Putting the community at the centre of suburban development in Auckland is essential to creating a sense of ownership and pride of place for residents.

Every new development has an impact on the people who live there, and that’s why HLC goes to great lengths to involve the community in the process.

HLC is leading large scale development projects in several established suburbs as part of the Auckland Housing Programme.

These communities have been in place for decades. They’re special and unique and, most importantly, they are people’s treasured homes.

In many cases, the development is replacing substandard housing with modern, quality housing and this is welcomed and supported by the community.

But that housing needs to provide more than a warm, dry, safe place for people to live.
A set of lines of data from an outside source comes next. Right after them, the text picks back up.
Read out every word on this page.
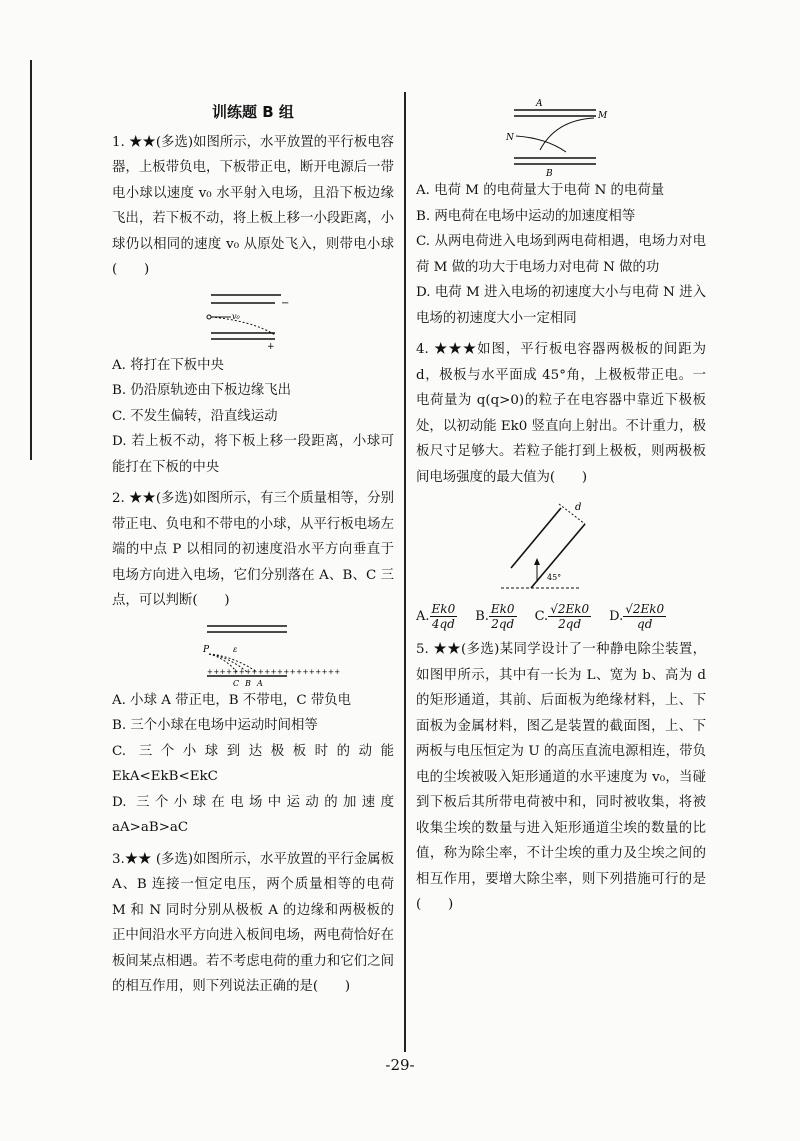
训练题 B 组

1. ★★(多选)如图所示，水平放置的平行板电容器，上板带负电，下板带正电，断开电源后一带电小球以速度 v₀ 水平射入电场，且沿下板边缘飞出，若下板不动，将上板上移一小段距离，小球仍以相同的速度 v₀ 从原处飞入，则带电小球(　　)

−
v₀
+

A. 将打在下板中央

B. 仍沿原轨迹由下板边缘飞出

C. 不发生偏转，沿直线运动

D. 若上板不动，将下板上移一段距离，小球可能打在下板的中央

2. ★★(多选)如图所示，有三个质量相等，分别带正电、负电和不带电的小球，从平行板电场左端的中点 P 以相同的初速度沿水平方向垂直于电场方向进入电场，它们分别落在 A、B、C 三点，可以判断(　　)

P	ε
+++++++++++++++++++++
C B A

A. 小球 A 带正电，B 不带电，C 带负电

B. 三个小球在电场中运动时间相等

C. 三个小球到达极板时的动能 EkA<EkB<EkC

D. 三个小球在电场中运动的加速度 aA>aB>aC

3.★★ (多选)如图所示，水平放置的平行金属板 A、B 连接一恒定电压，两个质量相等的电荷 M 和 N 同时分别从极板 A 的边缘和两极板的正中间沿水平方向进入板间电场，两电荷恰好在板间某点相遇。若不考虑电荷的重力和它们之间的相互作用，则下列说法正确的是(　　)

A
M
N
B

A. 电荷 M 的电荷量大于电荷 N 的电荷量

B. 两电荷在电场中运动的加速度相等

C. 从两电荷进入电场到两电荷相遇，电场力对电荷 M 做的功大于电场力对电荷 N 做的功

D. 电荷 M 进入电场的初速度大小与电荷 N 进入电场的初速度大小一定相同

4. ★★★如图，平行板电容器两极板的间距为 d，极板与水平面成 45°角，上极板带正电。一电荷量为 q(q>0)的粒子在电容器中靠近下极板处，以初动能 Ek0 竖直向上射出。不计重力，极板尺寸足够大。若粒子能打到上极板，则两极板间电场强度的最大值为(　　)

d
45°
A. $\frac{Ek0}{4qd} B$. $\frac{Ek0}{2qd} C$. $\frac{√2Ek0}{2qd} D$. $\frac{√2Ek0}{qd}$

5. ★★(多选)某同学设计了一种静电除尘装置，如图甲所示，其中有一长为 L、宽为 b、高为 d 的矩形通道，其前、后面板为绝缘材料，上、下面板为金属材料，图乙是装置的截面图，上、下两板与电压恒定为 U 的高压直流电源相连，带负电的尘埃被吸入矩形通道的水平速度为 v₀，当碰到下板后其所带电荷被中和，同时被收集，将被收集尘埃的数量与进入矩形通道尘埃的数量的比值，称为除尘率，不计尘埃的重力及尘埃之间的相互作用，要增大除尘率，则下列措施可行的是(　　)

-29-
It needs to reflect the diverse needs and identity of the established community, both now and into the future.

That’s why it is important to seek input and feedback from the residents living in these communities. Involving the community from the outset guides the design process and lays the foundation for each project.

“More than houses, we are building homes and we’re building community and place,” says Mark Fraser, HLC Project Director.

“It’s one thing to build the houses, but it’s something entirely different to do that with the community and for the community on the way through.”

HLC works alongside mana whenua, residents, schools and community groups to understand the unique needs of each development area.

We’ve created new ways of facilitating community involvement, such as community reference groups, design labs, and public information days.

A great example of this is the Awataha Greenway in Northcote(external link), which has been heavily driven by the community through creative, interactive sessions with residents and students.

In Mangere, we opened an information centre for residents to drop in, share ideas and learn more about the development.

“It’s not about us dreaming up a design in our studio and going and building it, it’s about bringing people along with us on that journey,” says David Irwin, Director, Isthmus Group.

“So that at the end of the day it’s their project much more than it’s our project.”

That’s the ultimate goal: to hand ownership of these development projects back to the community so that they can be valued and enjoyed for many generations to come.

“Fundamental to our approach is that, as the project gets underway, we look after and respect these people’s homes and that way we look after and care for these communities in which we’re operating and we build these neighbourhoods for Auckland’s future,” Fraser says.